Timing wise, how will the early game even fit such an aspect? The way of Civ is to show those core early techhes developing over centuries by simply making the first few turns go over decades to a century at once.
will the character system only unlucky last the ancient age or will the characters are by turn no matter if said turn is supposed to be decades long, making it so a king may see the first fire, first wheel, first bronze age weapons and the rise of agriculture all within his lifetime?
Thanks for the great question — this is something we’ve spent a lot of time thinking through.
The Great Tribes uses a mixed-time progression model. In the early game, turns do cover large spans of time (sometimes decades), but characters do not age proportionally to turn duration. Instead, they age by a fixed rule — usually about 1 year per turn.

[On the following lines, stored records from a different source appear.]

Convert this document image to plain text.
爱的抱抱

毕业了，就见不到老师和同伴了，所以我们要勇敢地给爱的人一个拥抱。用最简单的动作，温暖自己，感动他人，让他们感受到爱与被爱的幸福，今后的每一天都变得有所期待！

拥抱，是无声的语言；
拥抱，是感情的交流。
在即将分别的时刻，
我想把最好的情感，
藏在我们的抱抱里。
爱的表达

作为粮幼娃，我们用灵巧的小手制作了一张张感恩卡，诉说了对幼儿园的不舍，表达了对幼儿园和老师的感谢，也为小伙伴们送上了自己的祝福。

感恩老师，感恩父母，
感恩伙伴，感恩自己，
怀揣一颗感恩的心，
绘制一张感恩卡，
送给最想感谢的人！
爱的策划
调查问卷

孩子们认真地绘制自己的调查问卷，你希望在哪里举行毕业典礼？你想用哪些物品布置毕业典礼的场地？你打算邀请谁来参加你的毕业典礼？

This allows us to keep the character system consistent across all eras. So no — a single king won’t witness the entire technological tree of early human development in one lifetime.
But: while the world evolves faster in the early game (just like in Civ), personal lifespans still unfold on a more realistic human scale. This creates interesting gameplay tension — your tribe may be discovering fire and agriculture rapidly, but your leader is still just one person, and might not live to see what comes next.
We use this dynamic to show how generations shape and inherit decisions over time. In the later eras, the turn length shortens, so the pacing of world events gradually synchronizes more closely with individual lifespans.
Let me know if you want more details on how this is balanced — happy to share more!